Question

Out of curiosity I am trying to get the libc on_exit function to work, but I have run into a problem with a segmentation fault. The difficulty I am having is finding an explanation of the proper use of this function. The function is defined in glibc as:

Function: int on_exit (void (*function)(int status, void *arg), void *arg) This function is a somewhat more powerful variant of atexit. It accepts two arguments, a function and an arbitrary pointer arg. At normal program termination, the function is called with two arguments: the status value passed to exit, and the arg.

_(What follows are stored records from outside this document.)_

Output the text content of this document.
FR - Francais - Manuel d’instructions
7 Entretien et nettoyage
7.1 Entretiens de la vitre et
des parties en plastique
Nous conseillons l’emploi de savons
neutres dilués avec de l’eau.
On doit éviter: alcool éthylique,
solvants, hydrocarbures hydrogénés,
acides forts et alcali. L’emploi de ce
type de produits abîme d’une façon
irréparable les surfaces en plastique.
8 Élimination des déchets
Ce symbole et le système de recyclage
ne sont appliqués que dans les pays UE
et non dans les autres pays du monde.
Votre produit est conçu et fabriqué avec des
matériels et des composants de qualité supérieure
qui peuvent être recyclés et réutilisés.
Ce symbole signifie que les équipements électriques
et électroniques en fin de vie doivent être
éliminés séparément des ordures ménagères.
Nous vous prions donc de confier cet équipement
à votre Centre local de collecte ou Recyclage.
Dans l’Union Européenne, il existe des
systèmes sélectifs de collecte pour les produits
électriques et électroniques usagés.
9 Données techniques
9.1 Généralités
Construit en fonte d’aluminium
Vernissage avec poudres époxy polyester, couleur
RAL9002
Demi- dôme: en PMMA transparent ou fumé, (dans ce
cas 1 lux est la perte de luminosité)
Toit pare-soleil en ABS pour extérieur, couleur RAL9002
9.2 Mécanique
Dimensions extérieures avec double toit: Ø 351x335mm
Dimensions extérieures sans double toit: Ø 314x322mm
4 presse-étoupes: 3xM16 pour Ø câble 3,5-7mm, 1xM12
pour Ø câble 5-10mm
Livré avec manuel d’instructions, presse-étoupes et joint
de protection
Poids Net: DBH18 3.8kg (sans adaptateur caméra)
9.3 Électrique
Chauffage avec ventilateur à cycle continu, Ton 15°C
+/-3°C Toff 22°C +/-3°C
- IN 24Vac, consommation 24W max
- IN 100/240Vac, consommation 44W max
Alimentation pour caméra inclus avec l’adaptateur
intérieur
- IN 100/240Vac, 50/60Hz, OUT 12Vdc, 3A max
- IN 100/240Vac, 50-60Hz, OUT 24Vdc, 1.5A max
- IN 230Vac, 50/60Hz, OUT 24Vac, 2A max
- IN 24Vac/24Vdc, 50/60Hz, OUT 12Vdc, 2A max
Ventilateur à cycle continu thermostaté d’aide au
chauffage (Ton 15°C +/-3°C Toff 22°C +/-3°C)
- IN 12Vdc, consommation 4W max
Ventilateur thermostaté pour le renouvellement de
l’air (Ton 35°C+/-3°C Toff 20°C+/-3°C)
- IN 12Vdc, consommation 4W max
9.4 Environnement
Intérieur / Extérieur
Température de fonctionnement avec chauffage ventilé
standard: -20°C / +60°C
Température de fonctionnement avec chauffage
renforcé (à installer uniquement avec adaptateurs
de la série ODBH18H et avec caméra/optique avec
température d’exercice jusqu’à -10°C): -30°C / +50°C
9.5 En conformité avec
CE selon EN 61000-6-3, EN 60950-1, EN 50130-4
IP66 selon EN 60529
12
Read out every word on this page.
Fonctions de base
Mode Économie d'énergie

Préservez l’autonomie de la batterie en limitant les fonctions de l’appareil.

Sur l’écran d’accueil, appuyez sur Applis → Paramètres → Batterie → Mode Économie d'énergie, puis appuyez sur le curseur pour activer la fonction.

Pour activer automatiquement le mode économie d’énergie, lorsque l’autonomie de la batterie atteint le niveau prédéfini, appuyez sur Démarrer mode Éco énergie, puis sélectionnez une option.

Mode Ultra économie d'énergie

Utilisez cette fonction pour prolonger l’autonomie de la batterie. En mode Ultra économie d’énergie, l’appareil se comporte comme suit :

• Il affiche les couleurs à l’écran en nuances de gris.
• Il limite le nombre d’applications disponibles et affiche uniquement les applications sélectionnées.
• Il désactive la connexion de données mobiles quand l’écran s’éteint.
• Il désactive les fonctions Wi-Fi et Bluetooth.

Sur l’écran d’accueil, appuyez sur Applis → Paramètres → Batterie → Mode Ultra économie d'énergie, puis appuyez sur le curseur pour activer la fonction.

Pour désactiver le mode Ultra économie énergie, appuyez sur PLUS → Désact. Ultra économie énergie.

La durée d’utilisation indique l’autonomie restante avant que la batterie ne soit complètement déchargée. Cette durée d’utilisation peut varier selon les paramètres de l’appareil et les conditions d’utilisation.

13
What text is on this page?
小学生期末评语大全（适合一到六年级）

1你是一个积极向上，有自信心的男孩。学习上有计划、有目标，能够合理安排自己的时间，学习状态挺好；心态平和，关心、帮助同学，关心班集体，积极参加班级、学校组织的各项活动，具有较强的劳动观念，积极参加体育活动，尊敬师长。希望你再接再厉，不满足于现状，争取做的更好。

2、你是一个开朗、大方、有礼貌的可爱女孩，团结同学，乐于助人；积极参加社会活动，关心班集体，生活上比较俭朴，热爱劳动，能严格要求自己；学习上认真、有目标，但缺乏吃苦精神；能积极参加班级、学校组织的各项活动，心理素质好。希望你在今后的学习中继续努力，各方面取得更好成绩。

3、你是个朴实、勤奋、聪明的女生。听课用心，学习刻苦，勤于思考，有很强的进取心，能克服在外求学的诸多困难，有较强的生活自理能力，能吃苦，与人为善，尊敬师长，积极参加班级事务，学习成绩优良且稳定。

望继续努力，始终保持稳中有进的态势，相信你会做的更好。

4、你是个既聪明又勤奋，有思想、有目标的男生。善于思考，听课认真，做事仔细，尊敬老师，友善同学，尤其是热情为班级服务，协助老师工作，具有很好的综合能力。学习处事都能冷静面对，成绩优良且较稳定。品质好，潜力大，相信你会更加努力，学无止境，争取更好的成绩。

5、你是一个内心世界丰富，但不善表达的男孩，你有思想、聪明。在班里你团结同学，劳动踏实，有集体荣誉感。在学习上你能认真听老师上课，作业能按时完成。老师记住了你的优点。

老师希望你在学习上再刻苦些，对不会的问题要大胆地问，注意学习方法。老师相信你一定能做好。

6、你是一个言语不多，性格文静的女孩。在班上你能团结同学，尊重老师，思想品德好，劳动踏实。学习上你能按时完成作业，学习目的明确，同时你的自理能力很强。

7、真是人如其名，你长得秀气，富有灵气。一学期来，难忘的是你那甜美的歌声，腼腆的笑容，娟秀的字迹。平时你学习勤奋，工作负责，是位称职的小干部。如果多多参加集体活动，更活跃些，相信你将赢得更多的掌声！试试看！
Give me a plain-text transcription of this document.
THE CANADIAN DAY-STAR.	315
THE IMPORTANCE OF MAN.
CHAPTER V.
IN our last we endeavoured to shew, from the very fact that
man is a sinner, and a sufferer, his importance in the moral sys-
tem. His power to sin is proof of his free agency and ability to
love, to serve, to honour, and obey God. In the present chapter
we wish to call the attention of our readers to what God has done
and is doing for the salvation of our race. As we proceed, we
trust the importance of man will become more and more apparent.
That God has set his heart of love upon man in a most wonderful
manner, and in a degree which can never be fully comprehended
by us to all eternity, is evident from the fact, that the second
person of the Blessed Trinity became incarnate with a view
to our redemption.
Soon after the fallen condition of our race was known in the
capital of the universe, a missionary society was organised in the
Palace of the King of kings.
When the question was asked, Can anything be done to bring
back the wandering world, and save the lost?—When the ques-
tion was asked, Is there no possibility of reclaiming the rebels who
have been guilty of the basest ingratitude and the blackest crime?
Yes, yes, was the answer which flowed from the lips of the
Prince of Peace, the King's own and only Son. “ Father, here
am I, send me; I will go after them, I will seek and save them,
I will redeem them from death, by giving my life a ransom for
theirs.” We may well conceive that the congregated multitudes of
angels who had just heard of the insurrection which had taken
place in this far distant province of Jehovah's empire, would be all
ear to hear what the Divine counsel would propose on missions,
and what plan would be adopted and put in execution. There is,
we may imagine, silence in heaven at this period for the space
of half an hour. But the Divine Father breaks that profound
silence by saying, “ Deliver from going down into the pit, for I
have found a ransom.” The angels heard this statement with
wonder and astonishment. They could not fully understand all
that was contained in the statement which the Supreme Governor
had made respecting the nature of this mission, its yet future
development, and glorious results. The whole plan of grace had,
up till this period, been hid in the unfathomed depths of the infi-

I created a small test, and I cannot find where the segmentation fault is generated:

#include <stdio.h>
#include <stdlib.h>

void *
exitfn (int stat, void *arg) {
  printf ("exitfn has been run with status %d and *arg %s\n", stat, (char *)arg);
  return NULL;
}

int
main (void)
{
  static char *somearg="exit_argument";
  int exit_status = 1;

  on_exit (exitfn (exit_status, somearg), somearg);
  exit (EXIT_SUCCESS);
}

Compiled with: gcc -Wall -o fn_on_exit fnc-on_exit.c

The result is:

$ ./fn_on_exit
exitfn has been run with status 1 and *arg exit_argument
Segmentation fault

Admittedly, this is probably readily apparent for seasoned coders, but I am not seeing it. What is the proper setup for use of the on_exit function and why in this case is a segmentation fault generated?

Was it helpful?

Solution

The line of code

  on_exit (exitfn (exit_status, somearg), somearg);

Should be

  on_exit (exitfn, somearg);

As you do not want to call the exitfn at this stage (that returns NULL!)